Ist Männlichkeit nur ein Konstrukt? Bei Arca spielt die visuelle Inzenierung eine genauso große Rolle wie die Musik. © Daniel Shea

Ein hübscher junger Mann windet sich im Tanz. Trägt nur eine Netzstrumpfhose, einen String-Tanga und einen verschlissenen, einst prächtigen Bolero. Er singt in fragilem Countertenor über dröhnende, elegisch heranschwappende Harmonien. Die Beats knirschen, der Bass wummert, und man sieht, dass der Tänzer auf Prothesen im Kreis stakst. Das Horn eines Stieres vor seinem Bauch. Er dreht sich um und verschmiert Blut auf seinen nackten Pobacken. Schrecken und Angst in seinem Blick. Willkommen in der Welt von Arca, dem aufregendsten Produzenten unserer Zeit.

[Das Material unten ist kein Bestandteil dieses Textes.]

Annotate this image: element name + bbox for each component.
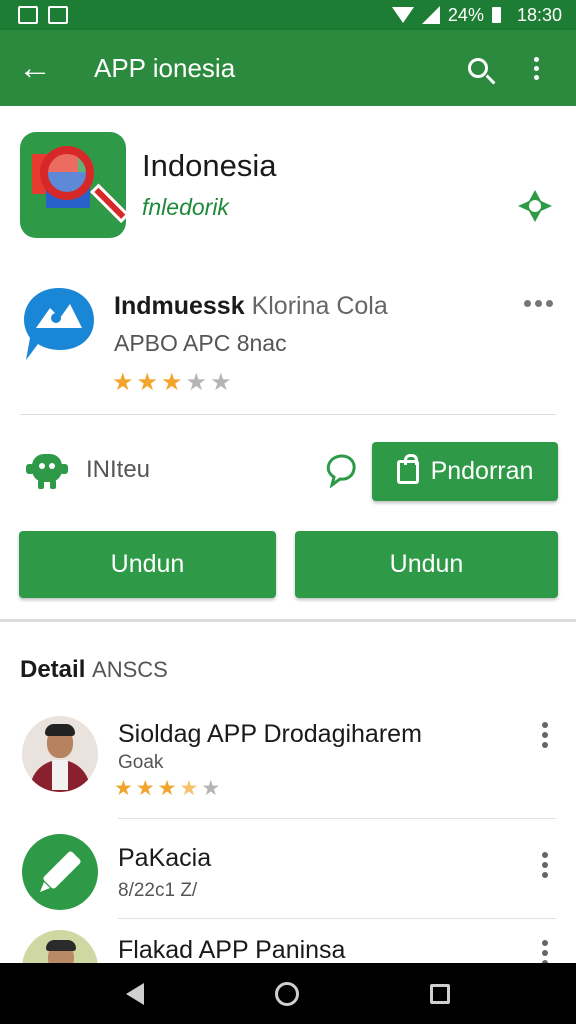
pencil-icon (40, 851, 81, 892)
compat-label: INIteu (86, 456, 151, 483)
more-horiz-icon[interactable] (524, 300, 553, 307)
search-icon (468, 58, 488, 78)
status-bar: 24% 18:30 (0, 0, 576, 30)
pending-button[interactable]: Pndorran (372, 442, 558, 501)
more-vert-icon (533, 56, 539, 80)
install-button-secondary[interactable]: Undun (295, 531, 558, 598)
app-bar: ← APP ionesia (0, 30, 576, 106)
avatar[interactable] (22, 716, 98, 792)
back-arrow-icon[interactable]: ← (18, 51, 58, 85)
app-detail-card: Indonesia fnledorik Indmuessk Klorina Co… (0, 106, 576, 622)
nav-home-icon[interactable] (274, 981, 299, 1006)
signal-icon (421, 6, 440, 24)
battery-icon (491, 7, 501, 23)
divider (118, 818, 556, 819)
wifi-icon (391, 7, 414, 23)
divider (118, 918, 556, 919)
app-bar-title: APP ionesia (94, 52, 236, 83)
battery-level: 24% (447, 4, 484, 25)
gallery-notification-icon (18, 6, 38, 24)
editors-choice-badge-icon (518, 190, 552, 222)
more-vert-icon[interactable] (542, 852, 548, 878)
list-item-subtitle: Goak (118, 752, 164, 773)
feedback-icon[interactable] (322, 452, 358, 488)
list-item-title[interactable]: Sioldag APP Drodagiharem (118, 720, 422, 749)
section-title: Detail ANSCS (20, 656, 168, 683)
related-app-subtitle: APBO APC 8nac (114, 330, 287, 356)
more-vert-icon[interactable] (542, 722, 548, 748)
install-button[interactable]: Undun (19, 531, 276, 598)
nav-back-icon[interactable] (125, 982, 144, 1005)
app-icon-pencil[interactable] (22, 834, 98, 910)
app-icon-magnifier[interactable] (20, 132, 126, 238)
nav-recents-icon[interactable] (430, 983, 451, 1004)
shopping-bag-icon (396, 453, 419, 484)
list-item-title[interactable]: Flakad APP Paninsa (118, 936, 345, 965)
app-title: Indonesia (142, 148, 277, 183)
android-bug-icon (26, 454, 68, 489)
system-nav-bar (0, 963, 576, 1024)
list-item-title[interactable]: PaKacia (118, 844, 211, 873)
clock: 18:30 (516, 4, 562, 25)
list-item-rating: ★ ★ ★ ★ ★ (114, 777, 221, 800)
divider (20, 414, 556, 415)
overflow-menu-button[interactable] (514, 56, 558, 80)
chat-app-icon[interactable] (22, 284, 96, 364)
message-notification-icon (48, 6, 68, 24)
search-button[interactable] (456, 58, 500, 78)
related-app-title: Indmuessk Klorina Cola (114, 292, 388, 320)
related-app-rating: ★ ★ ★ ★ ★ (112, 369, 232, 396)
developer-link[interactable]: fnledorik (142, 194, 229, 221)
list-item-subtitle: 8/22c1 Z/ (118, 880, 198, 901)
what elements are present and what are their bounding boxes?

Reverie, Träumerei, heißt diese dritte Single vom dritten Album des venezolanischen Klangkünstlers. Lange Zeit gab sie auch den Arbeitstitel des Albums, aber am Ende hat sich Alejandro Ghersi doch schlicht für sein Künstleralias Arca entschieden. Er gibt sich also, so die Botschaft des Titels, alle Blöße. 

Mit der Titelfigur seines Debüts Xen hatte Arca 2014 eine Fluchtfantasie aus seiner Jugend präsentiert; auf dem Folgealbum Mutant ließ er sich ins Soziale von Liebe und Freundschaft fallen. Diesmal erzählt er von sich selbst und steht auch als Sänger im Mittelpunkt. Das ist neu, denn bisher hat er lediglich zu Anfang gerappt, später schmückte er seine instrumentalen Tracks manchmal mit synthetisierten, zerhackten Vokalsamples. 

Berührende Unförmigkeit

Der 26-Jährige singt nun auf Spanisch. Ghersi zog mit 17 nach New York und lebt derzeit in London, aber Spanisch ist die Sprache seiner Kindheit und Jugend. Und es liegt sicher auch an der romanischen Aura, dass der Gesang einen gewissen liturgischen Drall bekommt. Seltsam entrückt, fast gregorianisch inszeniert Arca seine Stimme. Möglicherweise fügt sie sich gerade wegen dieser ungewöhnlichen Tonalität so selbstverständlich in seine fantastisch bizarre Klangwelt: Arca baut eine seltsam archaische Zukunftsmusik, in der organische Sounds aus beweglichem Kunststoff nachgebildet zu sein scheinen – in der das Natürliche flechtenartig mit dem Synthetischen ineinander morpht. Diese Sounds bilden den denkbar entschlossensten Gegenentwurf zur herkömmlichen Poperzählung: Anstatt sich zu Geschichten und Darstellungen zu schließen, mutieren in Arcas Tracks die Gefühlsformationen unablässig. Nicht eine jeweilige Emotion, und auch nicht künstliches oder analoges Material entscheidet über Schönheit oder Hässlichkeit. Berührend an dieser Musik ist vielmehr die Unförmigkeit, die Hinfälligkeit und Fremdheit der Klänge selbst: Schön ist, wie alles lebt und sich verändert.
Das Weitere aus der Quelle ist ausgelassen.